The eventual purpose of Section 185 of the New Companies Act, 2013 is to put additional restrictions on loan to directors only and not on giving of Corporate Guarantee by the holding company to its subsidiary company.
This new proviso of Section 185 unintentionally hampered the acceptance of Corporate Guarantees as one of security by banks. Even under the (old) Section 295 of the Companies Act, 1956, a Corporate Guarantee by the holding company to its subsidiary company is permissible.
Section 372A of the Companies Act, about inter-corporate loans and investments, including giving of Corporate Guarantee 1956 which is still in operation, specifically deals with inter-corporate loans, giving of any guarantee including Corporate Guarantee or providing any security to the Banks.
In view of all these related proviso of Section 372A of the Companies Act, 1956 which is still in operation, holding or parent company can provide Corporate Guarantee to banks for the loan being provided to its subsidiary company or other smaller Group Company.
As on date Section 372A of the Companies Act 1956 permits giving Corporate Guarantee by holding or parent company to the bank for the loan being provided to subsidiary company or other smaller Group Company by any Bank.
The statutory provisions of Section 372A of the Companies Act 1956 specifically deals with inter-corporate loans and exempts loans advanced or Corporate Guarantee by holding company to its wholly owned subsidiary.
Based upon the above analysis of Sections 185 and Section 372A of the Companies Act 1956, even after the effectiveness of Section 185 of the New Companies Act 2013, the Bank can take the Corporate Guarantee from holding or parent company to the Bank for the loan being provided to subsidiary company or other smaller Group Company in accordance with the existing Section 372A of the Companies Act, 1956, which is operative as of now along with ensuring required compliance with Section 185 the New Companies Act 2013.

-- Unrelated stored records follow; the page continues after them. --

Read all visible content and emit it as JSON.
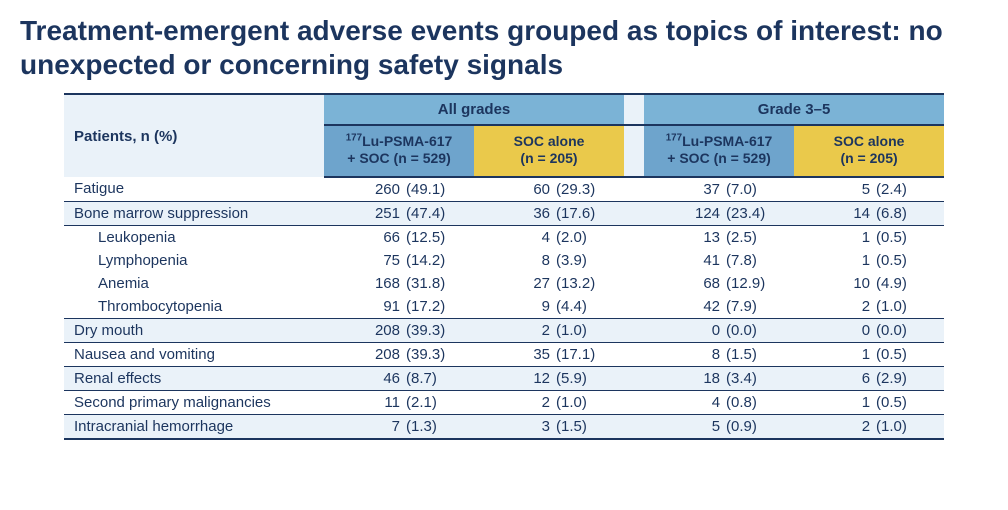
{
  "title": "Treatment-emergent adverse events grouped as topics of interest: no unexpected or concerning safety signals",
  "table": {
    "row_header_label": "Patients, n (%)",
    "groups": [
      {
        "label": "All grades"
      },
      {
        "label": "Grade 3–5"
      }
    ],
    "arms": [
      {
        "label_prefix_sup": "177",
        "label_main": "Lu-PSMA-617",
        "label_line2": "+ SOC (n = 529)",
        "header_bg": "#6ea4cc"
      },
      {
        "label_prefix_sup": "",
        "label_main": "SOC alone",
        "label_line2": "(n = 205)",
        "header_bg": "#eac94b"
      }
    ],
    "colors": {
      "title_text": "#1c355e",
      "group_header_bg": "#7bb3d6",
      "arm_blue_bg": "#6ea4cc",
      "arm_yellow_bg": "#eac94b",
      "row_alt_bg": "#eaf2f9",
      "rule_color": "#1c355e",
      "background": "#ffffff"
    },
    "rows": [
      {
        "label": "Fatigue",
        "indent": false,
        "alt": false,
        "rule": true,
        "cells": [
          {
            "n": "260",
            "pct": "(49.1)"
          },
          {
            "n": "60",
            "pct": "(29.3)"
          },
          {
            "n": "37",
            "pct": "(7.0)"
          },
          {
            "n": "5",
            "pct": "(2.4)"
          }
        ]
      },
      {
        "label": "Bone marrow suppression",
        "indent": false,
        "alt": true,
        "rule": true,
        "cells": [
          {
            "n": "251",
            "pct": "(47.4)"
          },
          {
            "n": "36",
            "pct": "(17.6)"
          },
          {
            "n": "124",
            "pct": "(23.4)"
          },
          {
            "n": "14",
            "pct": "(6.8)"
          }
        ]
      },
      {
        "label": "Leukopenia",
        "indent": true,
        "alt": false,
        "rule": false,
        "cells": [
          {
            "n": "66",
            "pct": "(12.5)"
          },
          {
            "n": "4",
            "pct": "(2.0)"
          },
          {
            "n": "13",
            "pct": "(2.5)"
          },
          {
            "n": "1",
            "pct": "(0.5)"
          }
        ]
      },
      {
        "label": "Lymphopenia",
        "indent": true,
        "alt": false,
        "rule": false,
        "cells": [
          {
            "n": "75",
            "pct": "(14.2)"
          },
          {
            "n": "8",
            "pct": "(3.9)"
          },
          {
            "n": "41",
            "pct": "(7.8)"
          },
          {
            "n": "1",
            "pct": "(0.5)"
          }
        ]
      },
      {
        "label": "Anemia",
        "indent": true,
        "alt": false,
        "rule": false,
        "cells": [
          {
            "n": "168",
            "pct": "(31.8)"
          },
          {
            "n": "27",
            "pct": "(13.2)"
          },
          {
            "n": "68",
            "pct": "(12.9)"
          },
          {
            "n": "10",
            "pct": "(4.9)"
          }
        ]
      },
      {
        "label": "Thrombocytopenia",
        "indent": true,
        "alt": false,
        "rule": true,
        "cells": [
          {
            "n": "91",
            "pct": "(17.2)"
          },
          {
            "n": "9",
            "pct": "(4.4)"
          },
          {
            "n": "42",
            "pct": "(7.9)"
          },
          {
            "n": "2",
            "pct": "(1.0)"
          }
        ]
      },
      {
        "label": "Dry mouth",
        "indent": false,
        "alt": true,
        "rule": true,
        "cells": [
          {
            "n": "208",
            "pct": "(39.3)"
          },
          {
            "n": "2",
            "pct": "(1.0)"
          },
          {
            "n": "0",
            "pct": "(0.0)"
          },
          {
            "n": "0",
            "pct": "(0.0)"
          }
        ]
      },
      {
        "label": "Nausea and vomiting",
        "indent": false,
        "alt": false,
        "rule": true,
        "cells": [
          {
            "n": "208",
            "pct": "(39.3)"
          },
          {
            "n": "35",
            "pct": "(17.1)"
          },
          {
            "n": "8",
            "pct": "(1.5)"
          },
          {
            "n": "1",
            "pct": "(0.5)"
          }
        ]
      },
      {
        "label": "Renal effects",
        "indent": false,
        "alt": true,
        "rule": true,
        "cells": [
          {
            "n": "46",
            "pct": "(8.7)"
          },
          {
            "n": "12",
            "pct": "(5.9)"
          },
          {
            "n": "18",
            "pct": "(3.4)"
          },
          {
            "n": "6",
            "pct": "(2.9)"
          }
        ]
      },
      {
        "label": "Second primary malignancies",
        "indent": false,
        "alt": false,
        "rule": true,
        "cells": [
          {
            "n": "11",
            "pct": "(2.1)"
          },
          {
            "n": "2",
            "pct": "(1.0)"
          },
          {
            "n": "4",
            "pct": "(0.8)"
          },
          {
            "n": "1",
            "pct": "(0.5)"
          }
        ]
      },
      {
        "label": "Intracranial hemorrhage",
        "indent": false,
        "alt": true,
        "rule": false,
        "cells": [
          {
            "n": "7",
            "pct": "(1.3)"
          },
          {
            "n": "3",
            "pct": "(1.5)"
          },
          {
            "n": "5",
            "pct": "(0.9)"
          },
          {
            "n": "2",
            "pct": "(1.0)"
          }
        ]
      }
    ]
  }
}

Even, as per the recent Circular No. 18/2013 dated 19.11.2013 of the Ministry of Corporate Affairs, a clarification has been issued with regard to applicability of provision of Section 372A of the Companies Act, 1956 on account of number of representations received consequent upon notifying Section 185 of the Companies Act, 2013 dealing with loans to directors which is corresponding to Section 295 of the Companies Act, 1956.
It was unequivocally clarified in the said Circular that Section 372A of the Companies Act, 1956 dealing with inter-corporate loans continue to remain in force till section 186, of the Companies Act, 2013 is notified.
It should be undoubtedly noted that no law can ever restrict the smooth flow of trade & commerce or creates bottlenecks in the economic growth of any nation. The ultimate objective of any economic legislation like New Companies Act 2013 is to facilitate the economic growth of any in line with the changing business requirements.
But, recently lot of banks in the country, only on account of narrow and wrong interpretations of Section 185 of the New Companies Act 2013, stopped taking Corporate Guarantee as a security as one of security from holding companies for sanctioning loans to its subsidiary.
Ultimately, this narrow interpretation has created speed breaker or bottlenecks in the flow of loaned funds from banks to corporates which can definitely and adversely affect the economic growth of the resources starved nation like India.
The banking industry should be advised to review the narrow interpretation of Section 185 and start taking Corporate Guarantees from the respective holding or parent companies for the credit facilities/loan being provided to subsidiary company or other smaller group company in accordance with the existing Section 372A of the Companies Act, 1956.